Perhaps the best movie I’ve seen this year was Captain America: Winter Soldier. One of the best things about the narrative of CA2 was the idea that the government (S.H.I.E.L.D.) was directly funding and operating superhero missions around the world. The implications of that, specifically when you combine it with NSA data mining and Edward Snowden, made the movie much more than a superhero flick — it became a modern allegory for our world with Captain America representing the American ideal.

superI didn’t come into reading Ernie Lindsey’s Super with CA2 in mind, but it is hard to distance yourself too much from it after finishing and realizing the complex web Lindsey wove to get to the ending of the book. The protagonist, Leo Craft, is a Superhero Assassin, a distinction he makes at one point to say the Support Group is joins is not superheros that are assassins, but rather people who assassinate superheroes. At first, this sounds terrible, until Lindsey carefully reminds the reader that no one is perfectly good or evil — that shades of grey exist. For some heroes, those shades are lighter, but for others, those shades take on tones of child pornography, abuses of their powers, and betrayal of their countries. For some of those, Craft takes out retribution.

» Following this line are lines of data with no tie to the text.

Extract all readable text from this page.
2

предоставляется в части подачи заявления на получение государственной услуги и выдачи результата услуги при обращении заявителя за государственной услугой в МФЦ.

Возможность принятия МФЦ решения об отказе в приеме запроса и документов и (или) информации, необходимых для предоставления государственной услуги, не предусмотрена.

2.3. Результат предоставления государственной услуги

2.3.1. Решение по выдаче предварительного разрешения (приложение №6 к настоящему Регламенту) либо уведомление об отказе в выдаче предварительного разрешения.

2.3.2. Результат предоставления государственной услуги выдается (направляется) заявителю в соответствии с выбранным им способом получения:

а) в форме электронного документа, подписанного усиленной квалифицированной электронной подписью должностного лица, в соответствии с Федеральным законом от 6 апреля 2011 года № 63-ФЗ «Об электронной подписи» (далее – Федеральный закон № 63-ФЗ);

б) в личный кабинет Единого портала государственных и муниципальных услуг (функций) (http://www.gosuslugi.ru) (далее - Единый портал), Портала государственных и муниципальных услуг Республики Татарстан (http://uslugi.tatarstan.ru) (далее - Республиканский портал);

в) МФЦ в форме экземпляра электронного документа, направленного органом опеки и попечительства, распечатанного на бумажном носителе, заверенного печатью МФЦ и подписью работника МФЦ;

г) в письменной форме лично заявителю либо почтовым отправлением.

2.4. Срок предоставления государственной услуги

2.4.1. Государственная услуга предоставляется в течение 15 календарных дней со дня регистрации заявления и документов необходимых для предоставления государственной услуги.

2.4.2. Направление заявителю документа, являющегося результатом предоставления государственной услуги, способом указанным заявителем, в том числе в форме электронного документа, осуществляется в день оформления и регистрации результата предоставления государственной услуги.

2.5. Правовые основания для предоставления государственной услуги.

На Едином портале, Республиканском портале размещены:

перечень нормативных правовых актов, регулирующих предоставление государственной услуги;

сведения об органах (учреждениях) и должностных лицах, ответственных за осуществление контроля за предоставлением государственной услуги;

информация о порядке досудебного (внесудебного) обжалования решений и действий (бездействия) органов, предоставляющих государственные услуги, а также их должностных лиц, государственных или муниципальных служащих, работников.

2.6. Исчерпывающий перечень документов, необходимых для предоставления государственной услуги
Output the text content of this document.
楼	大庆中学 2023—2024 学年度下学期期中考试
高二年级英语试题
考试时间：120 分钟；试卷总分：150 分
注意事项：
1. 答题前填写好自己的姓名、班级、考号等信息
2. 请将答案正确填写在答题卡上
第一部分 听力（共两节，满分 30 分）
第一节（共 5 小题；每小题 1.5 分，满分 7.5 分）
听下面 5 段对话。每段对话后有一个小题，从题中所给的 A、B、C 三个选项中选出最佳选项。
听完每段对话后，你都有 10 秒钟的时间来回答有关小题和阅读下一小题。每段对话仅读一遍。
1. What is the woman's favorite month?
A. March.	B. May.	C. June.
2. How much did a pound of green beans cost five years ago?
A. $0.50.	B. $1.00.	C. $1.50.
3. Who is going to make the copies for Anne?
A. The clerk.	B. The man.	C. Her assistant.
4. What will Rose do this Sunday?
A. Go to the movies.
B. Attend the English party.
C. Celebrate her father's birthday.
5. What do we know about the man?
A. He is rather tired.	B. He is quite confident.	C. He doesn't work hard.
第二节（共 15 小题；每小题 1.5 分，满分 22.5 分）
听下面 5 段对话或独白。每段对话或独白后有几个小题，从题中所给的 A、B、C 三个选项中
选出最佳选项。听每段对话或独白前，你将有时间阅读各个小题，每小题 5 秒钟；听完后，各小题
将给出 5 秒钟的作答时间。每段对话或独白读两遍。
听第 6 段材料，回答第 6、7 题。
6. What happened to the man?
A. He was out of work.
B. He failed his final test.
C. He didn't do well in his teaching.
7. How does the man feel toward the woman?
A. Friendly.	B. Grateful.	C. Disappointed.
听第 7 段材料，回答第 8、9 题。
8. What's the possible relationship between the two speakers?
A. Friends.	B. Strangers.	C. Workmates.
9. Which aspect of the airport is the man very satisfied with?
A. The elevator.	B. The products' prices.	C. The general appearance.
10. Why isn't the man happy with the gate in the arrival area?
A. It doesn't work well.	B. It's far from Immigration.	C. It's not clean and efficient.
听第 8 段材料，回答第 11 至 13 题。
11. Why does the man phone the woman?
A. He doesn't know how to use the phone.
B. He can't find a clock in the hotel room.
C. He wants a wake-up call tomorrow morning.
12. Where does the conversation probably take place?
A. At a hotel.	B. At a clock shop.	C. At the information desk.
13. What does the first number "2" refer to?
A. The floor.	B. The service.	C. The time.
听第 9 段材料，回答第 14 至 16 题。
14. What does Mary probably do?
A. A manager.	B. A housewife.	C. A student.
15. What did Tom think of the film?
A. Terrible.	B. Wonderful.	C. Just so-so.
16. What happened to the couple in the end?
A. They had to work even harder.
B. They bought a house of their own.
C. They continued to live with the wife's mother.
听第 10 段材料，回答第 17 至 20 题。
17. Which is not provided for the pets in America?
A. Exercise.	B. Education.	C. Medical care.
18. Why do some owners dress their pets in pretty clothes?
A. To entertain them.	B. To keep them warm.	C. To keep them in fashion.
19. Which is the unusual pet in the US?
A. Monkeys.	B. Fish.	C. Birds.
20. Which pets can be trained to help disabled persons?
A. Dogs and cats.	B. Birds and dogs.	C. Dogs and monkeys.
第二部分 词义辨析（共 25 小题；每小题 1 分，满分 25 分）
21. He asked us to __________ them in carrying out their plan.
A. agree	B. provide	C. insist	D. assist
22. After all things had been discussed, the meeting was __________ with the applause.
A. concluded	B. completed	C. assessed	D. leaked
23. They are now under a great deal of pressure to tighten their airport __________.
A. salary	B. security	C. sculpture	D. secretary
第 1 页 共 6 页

It seems Craft is perfect at his job, but gets a little lazy and doesn’t realize who he hopped into bed with on his latest assignment. From there, the government twists and turns with numerous agencies and multinational organizations takes center stage with Lindsey expertly leaving the reader wanting more at each chapter break. This is one book that I genuinely had a hard time putting down and when my Kindle ran out of battery life, I had to bide my time until it was ready for me to finish the book off.

I thought Lindsey did a great job and left the world open and ripe to numerous other stories or sequels, each of which I would gladly purchase and read. Well done!